To determine how aircraft maintenance are jobs changing and further, what are the impacts of new technology and technical innovation on these jobs?

Early Findings

  • For aircraft maintenance, today’s industry characterization of changing the change needed to transform the maintenance, repair and overhaul (MRO) provider to digital seems inadequate and somewhat inept. The focus seems largely weighted towards the development of “owned data” and is not collaborative among the various MRO operations (i.e. airline, independent and OEM MRO providers).
  • Today, aircraft technician and mechanics are assigned jobs using old technology and solutions. They have little visibility into their own work and often don’t relate well to why they are doing what they are doing.

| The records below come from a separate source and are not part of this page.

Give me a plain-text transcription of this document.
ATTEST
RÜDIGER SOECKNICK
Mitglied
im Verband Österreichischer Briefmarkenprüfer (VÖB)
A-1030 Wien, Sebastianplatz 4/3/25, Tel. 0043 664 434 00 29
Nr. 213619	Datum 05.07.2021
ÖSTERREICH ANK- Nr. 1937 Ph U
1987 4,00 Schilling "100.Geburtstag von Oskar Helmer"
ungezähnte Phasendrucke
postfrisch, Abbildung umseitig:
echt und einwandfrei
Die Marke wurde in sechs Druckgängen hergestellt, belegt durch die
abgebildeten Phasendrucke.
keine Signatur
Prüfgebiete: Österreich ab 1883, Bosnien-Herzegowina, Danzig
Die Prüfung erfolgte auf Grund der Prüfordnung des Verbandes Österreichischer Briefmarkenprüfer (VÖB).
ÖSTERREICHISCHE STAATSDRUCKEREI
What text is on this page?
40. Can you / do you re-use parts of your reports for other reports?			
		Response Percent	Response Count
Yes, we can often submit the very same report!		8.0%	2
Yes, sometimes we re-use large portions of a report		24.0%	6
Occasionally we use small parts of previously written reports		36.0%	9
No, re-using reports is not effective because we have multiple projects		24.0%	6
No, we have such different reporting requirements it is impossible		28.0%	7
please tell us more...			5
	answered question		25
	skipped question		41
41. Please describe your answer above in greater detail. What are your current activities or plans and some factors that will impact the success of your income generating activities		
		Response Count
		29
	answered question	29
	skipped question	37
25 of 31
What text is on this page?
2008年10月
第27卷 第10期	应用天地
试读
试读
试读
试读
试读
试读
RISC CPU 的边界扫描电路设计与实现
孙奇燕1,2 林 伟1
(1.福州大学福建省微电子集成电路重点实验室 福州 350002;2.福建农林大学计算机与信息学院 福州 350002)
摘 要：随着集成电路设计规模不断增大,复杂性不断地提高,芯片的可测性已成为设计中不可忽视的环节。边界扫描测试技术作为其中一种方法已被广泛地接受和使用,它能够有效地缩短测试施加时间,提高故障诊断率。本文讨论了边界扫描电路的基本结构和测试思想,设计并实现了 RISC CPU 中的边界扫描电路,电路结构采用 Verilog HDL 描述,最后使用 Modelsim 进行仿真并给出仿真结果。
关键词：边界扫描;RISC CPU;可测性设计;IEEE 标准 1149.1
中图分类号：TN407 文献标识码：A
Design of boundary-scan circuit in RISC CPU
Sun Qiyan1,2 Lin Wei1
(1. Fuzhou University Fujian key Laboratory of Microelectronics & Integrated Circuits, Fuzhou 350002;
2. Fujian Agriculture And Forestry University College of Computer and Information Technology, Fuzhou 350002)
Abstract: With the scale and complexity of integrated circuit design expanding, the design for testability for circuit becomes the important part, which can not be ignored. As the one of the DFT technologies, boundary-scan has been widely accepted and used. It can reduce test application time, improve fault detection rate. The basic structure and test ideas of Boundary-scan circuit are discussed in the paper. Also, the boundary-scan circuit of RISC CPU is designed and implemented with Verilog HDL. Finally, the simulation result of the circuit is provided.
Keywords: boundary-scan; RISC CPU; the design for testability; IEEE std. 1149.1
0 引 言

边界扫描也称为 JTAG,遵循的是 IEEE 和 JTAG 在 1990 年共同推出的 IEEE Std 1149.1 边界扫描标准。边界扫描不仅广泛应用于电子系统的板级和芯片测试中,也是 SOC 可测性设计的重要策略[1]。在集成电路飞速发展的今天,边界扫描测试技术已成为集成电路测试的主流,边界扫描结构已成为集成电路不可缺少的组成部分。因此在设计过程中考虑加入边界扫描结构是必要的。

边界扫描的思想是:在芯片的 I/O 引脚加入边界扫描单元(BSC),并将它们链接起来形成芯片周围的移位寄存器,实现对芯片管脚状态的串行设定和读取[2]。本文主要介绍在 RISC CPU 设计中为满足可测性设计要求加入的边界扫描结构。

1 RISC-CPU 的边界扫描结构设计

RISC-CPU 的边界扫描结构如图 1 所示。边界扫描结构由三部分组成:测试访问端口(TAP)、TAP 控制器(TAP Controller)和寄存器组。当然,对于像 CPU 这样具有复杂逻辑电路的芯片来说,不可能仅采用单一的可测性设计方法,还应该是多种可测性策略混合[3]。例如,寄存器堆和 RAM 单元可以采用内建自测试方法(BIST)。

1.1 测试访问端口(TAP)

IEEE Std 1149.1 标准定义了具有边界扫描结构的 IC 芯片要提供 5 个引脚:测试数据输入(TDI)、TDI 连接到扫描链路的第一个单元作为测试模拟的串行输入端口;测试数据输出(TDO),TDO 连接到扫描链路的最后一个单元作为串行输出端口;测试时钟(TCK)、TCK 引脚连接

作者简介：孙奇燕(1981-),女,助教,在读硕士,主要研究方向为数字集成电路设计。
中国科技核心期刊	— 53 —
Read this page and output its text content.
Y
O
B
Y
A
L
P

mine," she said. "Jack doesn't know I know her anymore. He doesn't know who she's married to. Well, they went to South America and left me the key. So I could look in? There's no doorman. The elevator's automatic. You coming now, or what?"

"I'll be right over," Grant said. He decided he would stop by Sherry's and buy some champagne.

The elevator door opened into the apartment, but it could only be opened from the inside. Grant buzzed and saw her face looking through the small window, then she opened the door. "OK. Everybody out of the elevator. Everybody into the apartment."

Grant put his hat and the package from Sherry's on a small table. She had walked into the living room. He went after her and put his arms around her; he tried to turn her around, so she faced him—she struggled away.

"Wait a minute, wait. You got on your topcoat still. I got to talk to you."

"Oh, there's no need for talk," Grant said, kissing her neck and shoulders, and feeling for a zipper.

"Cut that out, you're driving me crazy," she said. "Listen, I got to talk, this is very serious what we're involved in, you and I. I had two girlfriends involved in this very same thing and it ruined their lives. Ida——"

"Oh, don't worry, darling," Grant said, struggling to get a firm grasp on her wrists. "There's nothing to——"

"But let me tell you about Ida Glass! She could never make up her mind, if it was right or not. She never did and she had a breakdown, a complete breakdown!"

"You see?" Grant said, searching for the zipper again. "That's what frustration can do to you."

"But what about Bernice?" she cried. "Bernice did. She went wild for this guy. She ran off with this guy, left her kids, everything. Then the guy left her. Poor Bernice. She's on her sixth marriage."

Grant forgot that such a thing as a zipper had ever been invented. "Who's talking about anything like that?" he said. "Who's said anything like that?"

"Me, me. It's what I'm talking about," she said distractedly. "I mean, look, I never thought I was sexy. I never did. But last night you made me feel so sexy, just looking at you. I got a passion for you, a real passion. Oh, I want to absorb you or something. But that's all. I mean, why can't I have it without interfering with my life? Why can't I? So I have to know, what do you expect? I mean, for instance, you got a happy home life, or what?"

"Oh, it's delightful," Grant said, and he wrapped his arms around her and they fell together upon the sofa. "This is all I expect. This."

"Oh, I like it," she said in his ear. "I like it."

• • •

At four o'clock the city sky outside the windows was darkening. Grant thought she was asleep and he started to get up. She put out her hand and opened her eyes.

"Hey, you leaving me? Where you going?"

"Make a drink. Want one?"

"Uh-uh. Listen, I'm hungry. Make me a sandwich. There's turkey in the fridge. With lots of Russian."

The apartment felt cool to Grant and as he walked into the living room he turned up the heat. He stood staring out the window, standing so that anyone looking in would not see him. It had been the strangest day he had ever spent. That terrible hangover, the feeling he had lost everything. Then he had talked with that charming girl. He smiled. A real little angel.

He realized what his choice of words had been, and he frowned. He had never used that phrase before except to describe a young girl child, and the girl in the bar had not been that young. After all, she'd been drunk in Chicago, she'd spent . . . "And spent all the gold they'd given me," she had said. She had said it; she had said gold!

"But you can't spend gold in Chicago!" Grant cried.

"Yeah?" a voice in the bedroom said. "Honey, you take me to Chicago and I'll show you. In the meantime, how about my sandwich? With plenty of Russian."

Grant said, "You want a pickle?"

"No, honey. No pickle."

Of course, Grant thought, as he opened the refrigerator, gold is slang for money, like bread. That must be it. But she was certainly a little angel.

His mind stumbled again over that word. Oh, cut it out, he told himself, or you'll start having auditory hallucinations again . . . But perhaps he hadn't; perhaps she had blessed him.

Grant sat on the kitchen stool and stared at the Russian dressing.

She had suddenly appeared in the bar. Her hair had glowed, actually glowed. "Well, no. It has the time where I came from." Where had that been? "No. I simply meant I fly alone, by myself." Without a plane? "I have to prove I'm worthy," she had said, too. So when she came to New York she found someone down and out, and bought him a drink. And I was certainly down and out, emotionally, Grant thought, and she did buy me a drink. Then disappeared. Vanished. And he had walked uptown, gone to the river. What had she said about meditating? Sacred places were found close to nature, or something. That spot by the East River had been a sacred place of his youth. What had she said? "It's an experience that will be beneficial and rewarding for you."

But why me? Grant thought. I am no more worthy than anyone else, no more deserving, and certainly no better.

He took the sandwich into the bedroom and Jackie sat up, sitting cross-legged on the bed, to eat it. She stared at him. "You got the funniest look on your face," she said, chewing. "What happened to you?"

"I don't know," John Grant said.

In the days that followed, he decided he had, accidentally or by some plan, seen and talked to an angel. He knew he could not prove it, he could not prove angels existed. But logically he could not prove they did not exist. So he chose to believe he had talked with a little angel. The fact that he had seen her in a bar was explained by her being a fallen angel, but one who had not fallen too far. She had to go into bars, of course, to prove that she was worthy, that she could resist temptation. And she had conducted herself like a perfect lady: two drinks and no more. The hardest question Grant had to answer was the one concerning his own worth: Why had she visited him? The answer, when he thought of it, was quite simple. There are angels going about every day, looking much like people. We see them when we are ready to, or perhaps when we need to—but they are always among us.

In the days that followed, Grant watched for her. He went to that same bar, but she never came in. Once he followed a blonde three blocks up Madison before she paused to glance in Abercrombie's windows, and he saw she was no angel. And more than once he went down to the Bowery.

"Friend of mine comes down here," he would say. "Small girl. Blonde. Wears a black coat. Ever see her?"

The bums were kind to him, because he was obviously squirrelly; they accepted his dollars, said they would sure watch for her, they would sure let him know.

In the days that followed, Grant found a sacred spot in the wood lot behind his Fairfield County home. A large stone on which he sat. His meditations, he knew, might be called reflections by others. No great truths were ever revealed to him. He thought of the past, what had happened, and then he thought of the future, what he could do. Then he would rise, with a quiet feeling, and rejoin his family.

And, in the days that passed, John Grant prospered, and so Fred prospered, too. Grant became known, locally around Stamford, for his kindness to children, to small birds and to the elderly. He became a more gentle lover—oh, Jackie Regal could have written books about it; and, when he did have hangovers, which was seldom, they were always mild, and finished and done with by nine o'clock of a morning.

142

They have few operational touchpoints to influence the people, purpose and process to realize safe and compliant on-time performance.
  • The MRO industry is experiencing an alarming shortage of technicians and mechanics, forcing overtime and fatigue, minimal oversight and poor software tools. To adjust for this shortage and achieve desired outcomes, operational stakeholders appear to be prioritizing the management of focus areas based on factors they can actually measure.
  • Becoming a digitally smart and safe MRO operation necessitates an investment in reactive, preventive, condition-based and predictive tools that promise actionable insights for the operation stakeholders.
  • The aviation maintenance technicians of tomorrow must be tech-savvy diagnosticians, which demands specific training. In addition, these aviation mechanics will need to be able to repair airplanes, of course, but will also need to collect necessary data to compose reports which will be used to predict future maintenance needs and must be able to utilize the latest in electrical and avionics systems. With these many changes taking place, 64% of aviation executives say they plan to hire aviation mechanics over the course of the next three years to get ahead of this anticipated drop off in the workforce.
  • With the ability to answer questions in a “what if” kind of scenario, prescriptive maintenance is predicted to revolutionize the MRO. This type of aviation maintenance will be carried out by analytics software and is expected to be available by the year 2020.
  • This monitoring system is a powerful data processing system that will make maintenance processes “smarter” and more reliable. This technology is affordable and convenient for all aircraft and airline operators to have on hand for use by their maintenance mechanics.
  • One area of the world that is booming in both private and commercial aviation is China. Rather than endure the city’s traffic, for example, some people in Shanghai prefer to travel by private helicopter. This rapid growth, however, is predicted to be hindered by the lack of MROs in the country and nearby regions. The reason for this is the lack of skilled aviation mechanics and the difficulty of recruiting foreigners who possess the right aviation license, the right experience, and who are willing to overlook the pollution in China and Hong Kong.